Il cristiano non può presentarsi alla Chiesa e al mondo come la realizzazione di un modello ideale e astratto. Deve avere un modello ideale, ma non può imbellettarsi per apparire quello che non è ancora, per illudersi e illudere di essere già corrispondente a quel modello verso il quale è solo in cammino. Non può evitare la componente scura e faticosa con cui ogni essere umano deve fare i conti giorno dopo giorno ( mi sembra che solo la Madonna sia stata esonerata dal peccato originale, nessun altro).

Se una persona rifiuta di vedere il dato oggettivo perché è brutto, allora lo negherà, cercherà in ogni modo di rimuoverlo, nasconderà la testa sotto la sabbia e il diavolo la divorerà, come fa il leone con lo struzzo: no, la via della salvezza parte dalla carne sulla terra e solo dopo va nei cieli.

Padre Häring dice che se mi rifiuto di vedere il mio limite e il mio peccato e cerco di essere santo subito, divento una bestia.

La prima e indispensabile condizione della guarigione è la corretta diagnosi della malattia. È indispensabile che io la veda, la riconosca, la accetti con umiltà. Non è necessario che io vada nelle piazze a dire che ho violato i comandamenti e che ho tutti i vizi capitali. I giovani fiutano subito se uno è in cammino faticoso e fecondo o se invece fa teatro: e chi sente la commedia se ne va amareggiato, non è certo affascinato.
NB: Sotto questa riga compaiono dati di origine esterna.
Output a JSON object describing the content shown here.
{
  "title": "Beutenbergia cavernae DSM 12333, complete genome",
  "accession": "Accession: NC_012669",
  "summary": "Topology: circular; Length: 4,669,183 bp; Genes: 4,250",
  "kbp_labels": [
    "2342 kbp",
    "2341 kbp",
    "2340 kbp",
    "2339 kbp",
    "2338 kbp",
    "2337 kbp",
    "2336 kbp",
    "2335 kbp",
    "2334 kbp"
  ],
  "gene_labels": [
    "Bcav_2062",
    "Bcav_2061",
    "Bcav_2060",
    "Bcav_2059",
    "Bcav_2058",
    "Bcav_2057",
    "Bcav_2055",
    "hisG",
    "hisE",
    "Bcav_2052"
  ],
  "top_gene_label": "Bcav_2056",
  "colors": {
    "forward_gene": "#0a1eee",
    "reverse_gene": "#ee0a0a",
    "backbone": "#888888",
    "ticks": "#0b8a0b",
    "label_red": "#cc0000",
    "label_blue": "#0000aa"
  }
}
Affascina chi è autentico e quindi diventa il faro di cui dice San Paolo.

Nel momento in cui accetto l’esistenza della mia fragilità o debolezza o limite o peccato, ecco che queste realtà smettono di farmi paura. Il peccato non è più quel mostro che mi trascina in incubi, ma è il nemico con cui devo lottare, consapevole che, se combatto il male, lo saprò dominare, con l’aiuto della grazia.
Nel momento in cui lo riconosco, non lo temo, gli tolgo potenza e sono io più forte.
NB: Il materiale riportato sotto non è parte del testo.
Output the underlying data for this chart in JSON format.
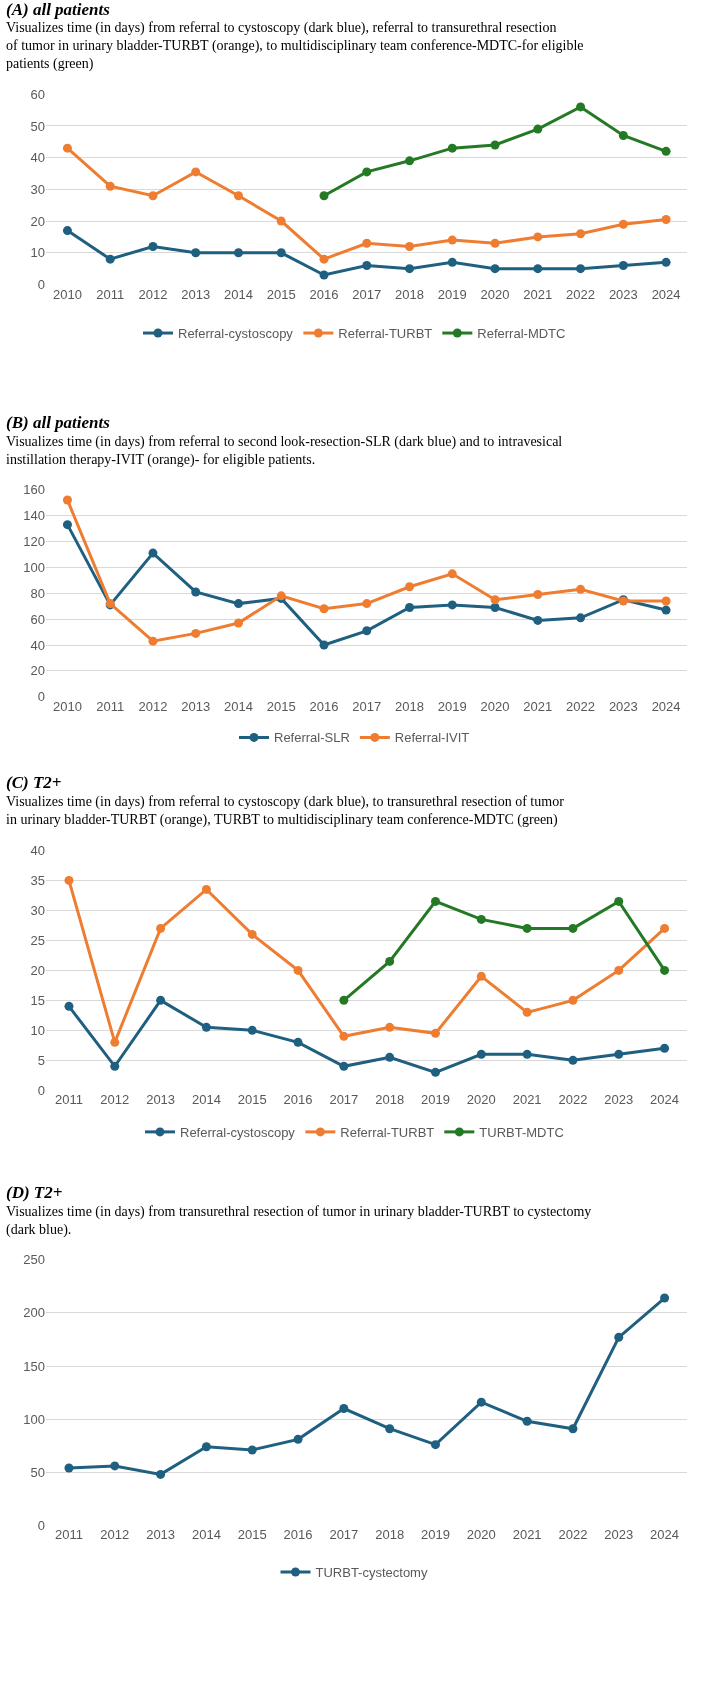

Diversamente io mi costruisco la parodia della santità e dello spirituale: sono una maschera che va bene solo per il carnevale. La santità non può sfuggire al vedere e vivere la vita reale, ma passa attraverso l’incarnazione (perché altrimenti Cristo si sarebbe incarnato?). E nel mistero dell’incarnazione, è compresa la discesa agli inferi, dove è il regno della morte.

Ma la morte che noi temiamo è quella dell’uomo vecchio, e non è la morte vera. Anzi quella morte è ciò che fa spazio alla vita. Siamo terrorizzati dalla morte apparente perché crediamo che sia morte vera.

L’uomo vecchio resiste come furia alla conversione perché sa che è lui che muore
per lasciar nascere l’uomo nuovo: Cristo che vive in me».

E tante, tante altre cose mio fraello mi ha scritto: non le trascrivo per non suscitare il dubbio che il vero prete della famiglia sia lui…

Più volte ho scritto sulla necessità di “battezzare” il nostro peccato, per convertirlo in un’ulteriore occasione di grazia. Oggi propongo a me stesso e a chi amo di meditare sul fatto che ogni falsità è una maschera, e per quanto la maschera sia ben fatta, si arriva sempre, con un po’ di attenzione, a distinguerla dal volto. Più presto si toglie, più pienamente godremo del dono della libertà. Non avvenga per noi di passare la vita come un ballo in maschera, dove soltanto alla fine tutti si scoprono il volto e si riconoscono le persone. La maschera è l’uomo vecchio. L’accettare la correzione fraterna fa nascere l’uomo nuovo, umilmente fiero dei suoi piedi per terra, perché il cuore già gusta “cieli nuovi e terra nuova”.